Titulaire d’un DNSEP en design graphique interactivité, elle cherche à utiliser le design graphique comme une source de partage et de découverte avec les publics, pour leur donner accès à des choses qui leur étaient jusqu’à maintenant inconnues.
Elle souhaite ouvrir un Café Librairie, toujours dans une volonté d’équité un peu utopique. Avec l’envie de faire découvrir à tous ces livres graphiquement travaillés pour jouer avec les perceptions des lecteurs, mais aussi le partage et l’échange possible entre plusieurs publics. Prenons exemple sur le livre de Matthias Picard, "Jim Curious, Voyage au cœur de l'océan", où le lecteur est invité à mettre les lunettes 3D et voit alors les fonds marins en relief, comme sortant du livre et bougeant. Ce sont donc beaucoup de livres qui interagissent avec les lecteurs, mais qui sont inconnus du grand public.

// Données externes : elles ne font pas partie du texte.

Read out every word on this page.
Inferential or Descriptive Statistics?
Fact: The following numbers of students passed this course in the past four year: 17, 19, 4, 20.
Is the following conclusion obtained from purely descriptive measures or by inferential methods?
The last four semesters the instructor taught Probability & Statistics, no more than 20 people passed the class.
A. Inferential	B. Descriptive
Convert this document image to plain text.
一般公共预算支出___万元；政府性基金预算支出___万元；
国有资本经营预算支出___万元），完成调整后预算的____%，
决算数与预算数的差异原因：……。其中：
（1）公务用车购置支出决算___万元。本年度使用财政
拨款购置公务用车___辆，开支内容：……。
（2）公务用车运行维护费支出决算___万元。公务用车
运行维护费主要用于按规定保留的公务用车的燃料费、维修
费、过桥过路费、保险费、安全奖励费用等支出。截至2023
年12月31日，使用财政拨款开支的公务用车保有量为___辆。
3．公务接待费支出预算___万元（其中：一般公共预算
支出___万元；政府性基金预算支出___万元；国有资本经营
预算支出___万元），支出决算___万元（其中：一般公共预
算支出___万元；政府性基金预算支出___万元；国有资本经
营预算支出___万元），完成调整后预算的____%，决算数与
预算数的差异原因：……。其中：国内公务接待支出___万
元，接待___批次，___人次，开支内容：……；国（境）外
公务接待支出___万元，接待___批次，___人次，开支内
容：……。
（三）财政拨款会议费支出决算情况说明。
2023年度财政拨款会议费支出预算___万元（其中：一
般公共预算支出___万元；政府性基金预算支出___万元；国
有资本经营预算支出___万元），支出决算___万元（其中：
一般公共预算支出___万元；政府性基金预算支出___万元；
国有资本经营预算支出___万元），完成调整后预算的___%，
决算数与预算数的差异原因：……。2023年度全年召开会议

celine.dubois15@laposte.net
Le travail de Céline Dubois s'inscrit dans la grande tradition du design graphique militant. Les manifestations contre la Loi Travail du printemps dernier ont constitué une expérience initiatique pour la jeune femme. Elle paraît y avoir trouvé un objectif concret vers lequel tourner son activité, venu à point nommé compléter sa formation. Le cadre de la manif’ génère toute une série de contraintes nouvelles, comme la nécessité de textes courts, d'une production en masse peu coûteuse. Il a fait naître un corpus de création graphique à part, avec ses dispositifs spécifiques, comme ce distributeur, porté sur le dos, qui laisse aux manifestants la liberté de prendre les textes imprimés et de ne pas se sentir assujettis à un tractage. Il ne s'agit plus de produire un objet multiple et de laisser à d'autres le soin de le diffuser mais bien d'aller à la rencontre de l'utilisateur, éventuellement d’engager la discussion avec lui : l'objet designé devient le support d’un échange d'autant plus riche qu'il a été conçu avec soin.
En réalité, on retrouve des traits de cohérence avec son travail d’étudiante, en particulier d'un point de vue formel. Ainsi, l’usage d'une ligne brisée colorée qui traverse la page, figure aussi bien dans ses ouvrages comme l’édition du premier chapitre du Maître ignorant de Jacques Rancière que dans les tracts et autres feuillets édités pour les manifestations. Mais à cette rectitude s'opposent désormais les rubans des pochoirs qui ont servi à écrire des citations sur les trottoirs. Reliquats de ces actions, ces rubans blancs s'enroulent sur eux-mêmes comme d'improbables phylactères. La couleur y entoure du vide et fait apparaître en creux les mots qui restent maintenant dans la ville.
Le fond aussi est resté le même : le cœur de cette démarche est toujours de transmettre des textes (Georges Perec, Cormac McCarthy entre autres) afin de provoquer le questionnement. Le travail sur le pli, la mise en page, le choix des polices, l'usage de la couleur... sont autant de moyens de réaliser une transmission qui ne soit pas verticale, qui soit autre chose que l'imposition de mots et d'idées du haut vers le bas. Il s'agit donc toujours de propositions à la fois exigeantes et généreuses, généreuses parce qu'exigeantes, supposant en chacun la qualité d'attention nécessaire à une réception active des messages imprimés.